OTTAWA – Nishnawbe Aski Nation (NAN) Deputy Grand Chief Alvin Fiddler says a report by the Auditor General released today is a scathing example of how the perception in Ottawa is far from the reality of what’s happening at the community level when it comes to access to and the delivery of health care services in remote First Nations.
“The Auditor General’s report shows how First Nations living in remote communities are severely marginalized when it comes to access and the delivery of health care services,” said Deputy Grand Chief Alvin Fiddler at press conference in Ottawa. “This report documents the continued failure by Health Canada to address the heath care needs of First Nations communities, which has resulted in the health of the First Nations people being considerably poorer than that of the rest of the Canadian population.”
The Auditor General conducted an independent examination of selected health services and benefits to First Nations in Ontario and Manitoba to determine the accessibility of federal health services in remote communities. Officials visited three remote NAN First Nations (Deer Lake, Mishkeegogamang, North Caribou Lake) to gain a community perspective on the delivery of clinical and client-care services.
The Auditor General has concluded that Health Canada did not take into account community health needs when allocating support to remote First Nations, and had not implemented its objective of ensuring that First Nations individuals living in remote communities have comparable access to clinical and client care services as other provincial residents living in similar geographic locations.

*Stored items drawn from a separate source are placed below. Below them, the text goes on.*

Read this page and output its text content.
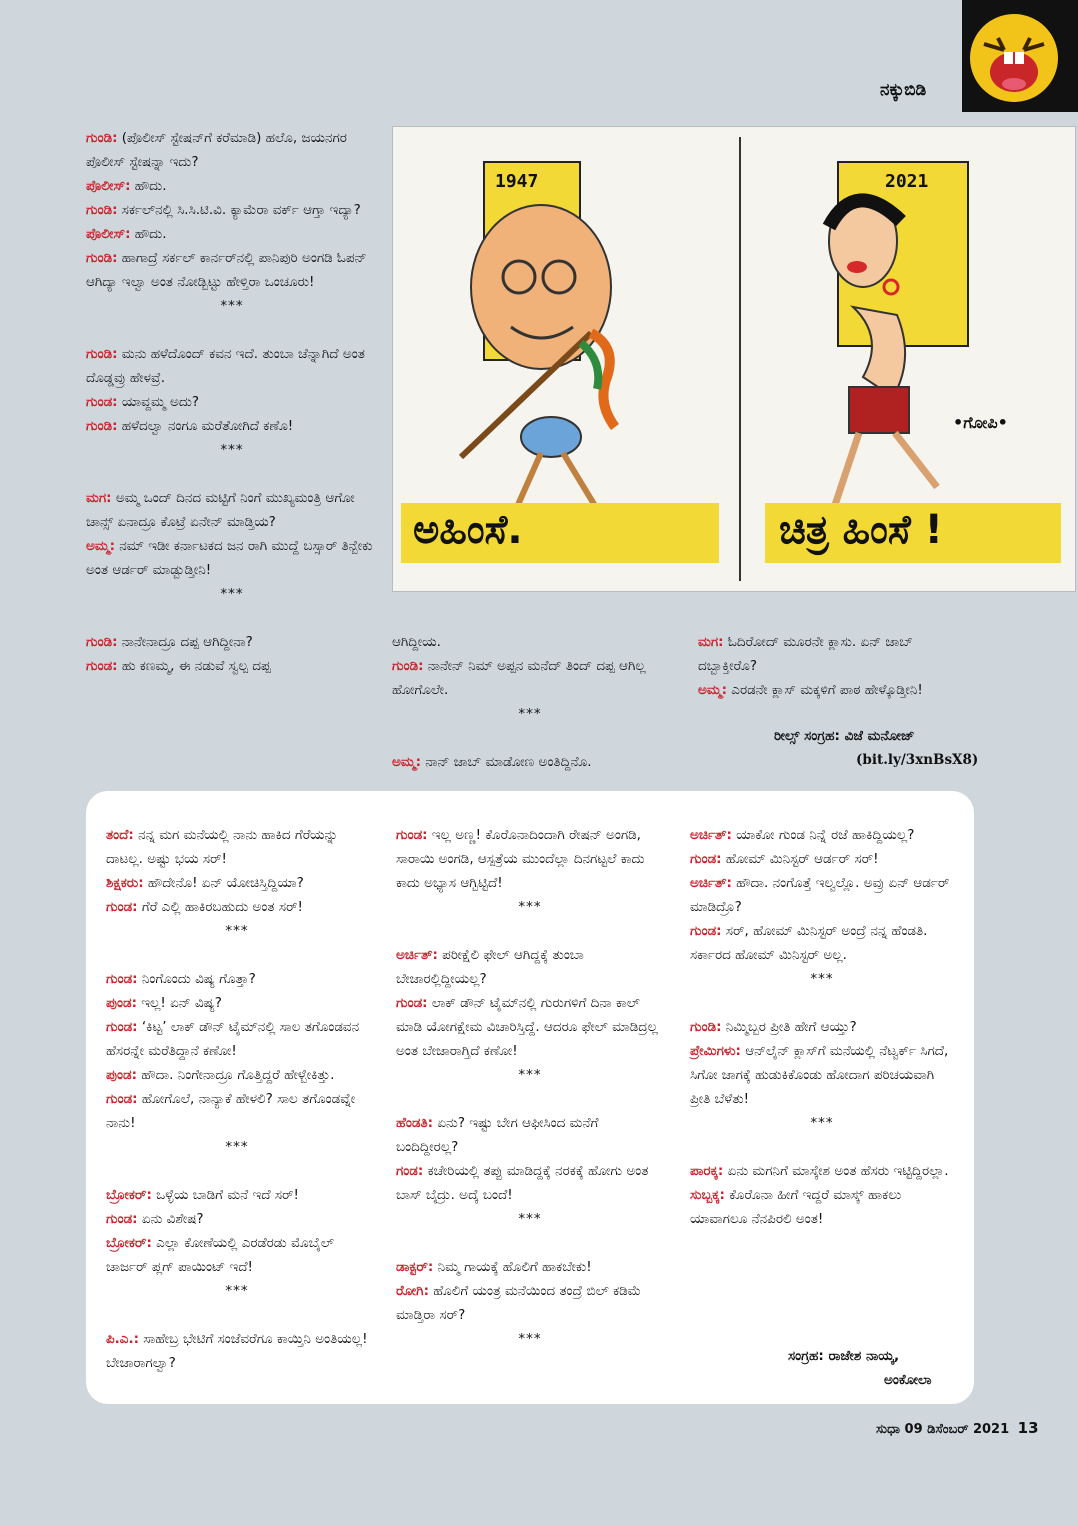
ನಕ್ಕುಬಿಡಿ

ಗುಂಡಿ: (ಪೊಲೀಸ್ ಸ್ಟೇಷನ್‌ಗೆ ಕರೆಮಾಡಿ) ಹಲೊ, ಜಯನಗರ ಪೊಲೀಸ್ ಸ್ಟೇಷನ್ನಾ ಇದು?

ಪೊಲೀಸ್: ಹೌದು.

ಗುಂಡಿ: ಸರ್ಕಲ್‌ನಲ್ಲಿ ಸಿ.ಸಿ.ಟಿ.ವಿ. ಕ್ಯಾಮೆರಾ ವರ್ಕ್ ಆಗ್ತಾ ಇದ್ಯಾ?

ಪೊಲೀಸ್: ಹೌದು.

ಗುಂಡಿ: ಹಾಗಾದ್ರೆ ಸರ್ಕಲ್ ಕಾರ್ನರ್‌ನಲ್ಲಿ ಪಾನಿಪುರಿ ಅಂಗಡಿ ಓಪನ್ ಆಗಿದ್ಯಾ ಇಲ್ವಾ ಅಂತ ನೋಡ್ಬಿಟ್ಟು ಹೇಳ್ತಿರಾ ಒಂಚೂರು!

***

ಗುಂಡಿ: ಮನು ಹಳೆದೊಂದ್ ಕವನ ಇದೆ. ತುಂಬಾ ಚೆನ್ನಾಗಿದೆ ಅಂತ ದೊಡ್ಡವ್ರು ಹೇಳವ್ರೆ.

ಗುಂಡ: ಯಾವ್ದಮ್ಮ ಅದು?

ಗುಂಡಿ: ಹಳೆದಲ್ವಾ ನಂಗೂ ಮರೆತೋಗಿದೆ ಕಣೊ!

***

ಮಗ: ಅಮ್ಮ ಒಂದ್ ದಿನದ ಮಟ್ಟಿಗೆ ನಿಂಗೆ ಮುಖ್ಯಮಂತ್ರಿ ಆಗೋ ಚಾನ್ಸ್ ಏನಾದ್ರೂ ಕೊಟ್ರೆ ಏನೇನ್ ಮಾಡ್ತಿಯ?

ಅಮ್ಮ: ನಮ್ ಇಡೀ ಕರ್ನಾಟಕದ ಜನ ರಾಗಿ ಮುದ್ದೆ ಬಸ್ಸಾರ್ ತಿನ್ಬೇಕು ಅಂತ ಆರ್ಡರ್ ಮಾಡ್ಬುಡ್ತೀನಿ!

***

ಗುಂಡಿ: ನಾನೇನಾದ್ರೂ ದಪ್ಪ ಆಗಿದ್ದೀನಾ?

ಗುಂಡ: ಹು ಕಣಮ್ಮ, ಈ ನಡುವೆ ಸ್ವಲ್ಪ ದಪ್ಪ

ಆಗಿದ್ದೀಯ.

ಗುಂಡಿ: ನಾನೇನ್ ನಿಮ್ ಅಪ್ಪನ ಮನೆದ್ ತಿಂದ್ ದಪ್ಪ ಆಗಿಲ್ಲ ಹೋಗೊಲೇ.

***

ಅಮ್ಮ: ನಾನ್ ಜಾಬ್ ಮಾಡೋಣ ಅಂತಿದ್ದಿನೊ.

ಮಗ: ಓದಿರೋದ್ ಮೂರನೇ ಕ್ಲಾಸು. ಏನ್ ಜಾಬ್ ದಬ್ಬಾಕ್ತೀರೊ?

ಅಮ್ಮ: ಎರಡನೇ ಕ್ಲಾಸ್ ಮಕ್ಕಳಿಗೆ ಪಾಠ ಹೇಳ್ಕೊಡ್ತೀನಿ!

ರೀಲ್ಸ್ ಸಂಗ್ರಹ: ವಿಜೆ ಮನೋಜ್
(bit.ly/3xnBsX8)
1947
ಅಹಿಂಸೆ.
2021
•ಗೋಪಿ•
ಚಿತ್ರ ಹಿಂಸೆ !

ತಂದೆ: ನನ್ನ ಮಗ ಮನೆಯಲ್ಲಿ ನಾನು ಹಾಕಿದ ಗೆರೆಯನ್ನು ದಾಟಲ್ಲ. ಅಷ್ಟು ಭಯ ಸರ್!

ಶಿಕ್ಷಕರು: ಹೌದೇನೊ! ಏನ್ ಯೋಚಿಸ್ತಿದ್ದಿಯಾ?

ಗುಂಡ: ಗೆರೆ ಎಲ್ಲಿ ಹಾಕಿರಬಹುದು ಅಂತ ಸರ್!

***

ಗುಂಡ: ನಿಂಗೊಂದು ವಿಷ್ಯ ಗೊತ್ತಾ?

ಪುಂಡ: ಇಲ್ಲ! ಏನ್ ವಿಷ್ಯ?

ಗುಂಡ: ‘ಕಿಟ್ಟ’ ಲಾಕ್ ಡೌನ್ ಟೈಮ್‌ನಲ್ಲಿ ಸಾಲ ತಗೊಂಡವನ ಹೆಸರನ್ನೇ ಮರೆತಿದ್ದಾನೆ ಕಣೋ!

ಪುಂಡ: ಹೌದಾ. ನಿಂಗೇನಾದ್ರೂ ಗೊತ್ತಿದ್ದರೆ ಹೇಳ್ಬೇಕಿತ್ತು.

ಗುಂಡ: ಹೋಗೊಲೆ, ನಾನ್ಯಾಕೆ ಹೇಳಲಿ? ಸಾಲ ತಗೊಂಡವ್ನೇ ನಾನು!

***

ಬ್ರೋಕರ್: ಒಳ್ಳೆಯ ಬಾಡಿಗೆ ಮನೆ ಇದೆ ಸರ್!

ಗುಂಡ: ಏನು ವಿಶೇಷ?

ಬ್ರೋಕರ್: ಎಲ್ಲಾ ಕೋಣೆಯಲ್ಲಿ ಎರಡೆರಡು ಮೊಬೈಲ್ ಚಾರ್ಜರ್ ಪ್ಲಗ್ ಪಾಯಿಂಟ್ ಇದೆ!

***

ಪಿ.ಎ.: ಸಾಹೇಬ್ರ ಭೇಟಿಗೆ ಸಂಜೆವರೆಗೂ ಕಾಯ್ತಿನಿ ಅಂತಿಯಲ್ಲ! ಬೇಜಾರಾಗಲ್ವಾ?

ಗುಂಡ: ಇಲ್ಲ ಅಣ್ಣ! ಕೊರೊನಾದಿಂದಾಗಿ ರೇಷನ್ ಅಂಗಡಿ, ಸಾರಾಯಿ ಅಂಗಡಿ, ಆಸ್ಪತ್ರೆಯ ಮುಂದೆಲ್ಲಾ ದಿನಗಟ್ಟಲೆ ಕಾದು ಕಾದು ಅಭ್ಯಾಸ ಆಗ್ಬಿಟ್ಟಿದೆ!

***

ಅರ್ಚಿತ್: ಪರೀಕ್ಷೆಲಿ ಫೇಲ್ ಆಗಿದ್ದಕ್ಕೆ ತುಂಬಾ ಬೇಜಾರಲ್ಲಿದ್ದೀಯಲ್ಲ?

ಗುಂಡ: ಲಾಕ್ ಡೌನ್ ಟೈಮ್‌ನಲ್ಲಿ ಗುರುಗಳಿಗೆ ದಿನಾ ಕಾಲ್ ಮಾಡಿ ಯೋಗಕ್ಷೇಮ ವಿಚಾರಿಸ್ತಿದ್ದೆ. ಆದರೂ ಫೇಲ್ ಮಾಡಿದ್ರಲ್ಲ ಅಂತ ಬೇಜಾರಾಗ್ತಿದೆ ಕಣೋ!

***

ಹೆಂಡತಿ: ಏನು? ಇಷ್ಟು ಬೇಗ ಆಫೀಸಿಂದ ಮನೆಗೆ ಬಂದಿದ್ದೀರಲ್ಲ?

ಗಂಡ: ಕಚೇರಿಯಲ್ಲಿ ತಪ್ಪು ಮಾಡಿದ್ದಕ್ಕೆ ನರಕಕ್ಕೆ ಹೋಗು ಅಂತ ಬಾಸ್ ಬೈದ್ರು. ಅದ್ಕೆ ಬಂದೆ!

***

ಡಾಕ್ಟರ್: ನಿಮ್ಮ ಗಾಯಕ್ಕೆ ಹೊಲಿಗೆ ಹಾಕಬೇಕು!

ರೋಗಿ: ಹೊಲಿಗೆ ಯಂತ್ರ ಮನೆಯಿಂದ ತಂದ್ರೆ ಬಿಲ್ ಕಡಿಮೆ ಮಾಡ್ತಿರಾ ಸರ್?

***

ಅರ್ಚಿತ್: ಯಾಕೋ ಗುಂಡ ನಿನ್ನೆ ರಜೆ ಹಾಕಿದ್ದಿಯಲ್ಲ?

ಗುಂಡ: ಹೋಮ್ ಮಿನಿಸ್ಟರ್ ಆರ್ಡರ್ ಸರ್!

ಅರ್ಚಿತ್: ಹೌದಾ. ನಂಗೊತ್ತೆ ಇಲ್ವಲ್ಲೊ. ಅವ್ರು ಏನ್ ಆರ್ಡರ್ ಮಾಡಿದ್ರೊ?

ಗುಂಡ: ಸರ್, ಹೋಮ್ ಮಿನಿಸ್ಟರ್ ಅಂದ್ರೆ ನನ್ನ ಹೆಂಡತಿ. ಸರ್ಕಾರದ ಹೋಮ್ ಮಿನಿಸ್ಟರ್ ಅಲ್ಲ.

***

ಗುಂಡಿ: ನಿಮ್ಮಿಬ್ಬರ ಪ್ರೀತಿ ಹೇಗೆ ಆಯ್ತು?

ಪ್ರೇಮಿಗಳು: ಆನ್‌ಲೈನ್ ಕ್ಲಾಸ್‌ಗೆ ಮನೆಯಲ್ಲಿ ನೆಟ್ವರ್ಕ್ ಸಿಗದೆ, ಸಿಗೋ ಜಾಗಕ್ಕೆ ಹುಡುಕಿಕೊಂಡು ಹೋದಾಗ ಪರಿಚಯವಾಗಿ ಪ್ರೀತಿ ಬೆಳೆತು!

***

ಪಾರಕ್ಕ: ಏನು ಮಗನಿಗೆ ಮಾಸ್ಕೇಶ ಅಂತ ಹೆಸರು ಇಟ್ಟಿದ್ದಿರಲ್ಲಾ.

ಸುಬ್ಬಕ್ಕ: ಕೊರೊನಾ ಹೀಗೆ ಇದ್ದರೆ ಮಾಸ್ಕ್ ಹಾಕಲು ಯಾವಾಗಲೂ ನೆನಪಿರಲಿ ಅಂತ!

ಸಂಗ್ರಹ: ರಾಜೇಶ ನಾಯ್ಕ,
ಅಂಕೋಲಾ
ಸುಧಾ 09 ಡಿಸೆಂಬರ್ 2021 13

Specifically, the Auditor General found that Health Canada:
- did not ensure that nurses had completed mandatory training courses;
- had not put in place supporting mechanisms for nurses who performed some activities beyond their legislated scope of practice;
- could not demonstrate whether it had addressed nursing station deficiencies related to health and safety requirements or building codes;
- had not assessed the capacity of nursing stations to provide essential health services;
- did not sufficiently document the administration of medical transportation benefits;
- did not take into account community health needs when allocating its support;
- did not compare access to health services in remote First Nations communities to access in other remote communities;
- lacked sufficient documentation to demonstrate that medical transportation benefits were administered in accordance with selected principles of the 2005 Medical Transportation Policy Framework; and
- reports that while the life expectancy of the First Nations population increased between 1980-2010, it was about eight years shorter than other
Community leaders have identified several major bureaucratic obstacles in the “Patient Pathway” that sick and injured people have to navigate in order to receive care. For example, a patient experiencing heart attack symptoms may have to wait up to 24 hours for diagnosis. Once a diagnosis is made, a request for medical evacuation must be processed for authorization for transportation to a health centre in a major urban centre. Medivac flights are frequently cancelled due to poor weather, so transportation can be delayed indefinitely stranding the patient without access any care. This delayed access to care frequently leads to tragic consequences.
Two four-olds from NAN First Nations passed away last year from issues relating to strep throat, a relatively minor ailment that any child in an urban area could easily be treated from with a quick trip to a doctor’s office or emergency room. Tragically, neither child received adequate medical attention in time.
“The deaths of these children are a shocking indictment of a broken health care system that this government does not appear willing to fix,” said Fiddler. “It is unacceptable that our youth continue to die in our communities for lack of basic health care, and it is unacceptable that inequitable services and second-class citizenship of First Nations living on-reserve has become normalized.”
The majority of NAN’s 49 First Nations are accessible by air only. There are no resident physicians in these remote communities. Access to care ranges from a nursing station staffed by nurse practitioners in larger communities to a single community health representative in smaller communities that cannot perform clinical work.
There are no 911 services in remote First Nations. The barriers faced in the delivery of health care causes undue suffering and countless losses due to a lack of early diagnosis procedures and equipment, local emergency response and medevac issues, jurisdictional ambiguity, insufficient funding of community-based programs, and a chronic shortage of intervention and community-based detoxification, treatment and aftercare programs.
NAN looks to the federal government to work with First Nations on a course of action to implement the Auditor General’s recommendations.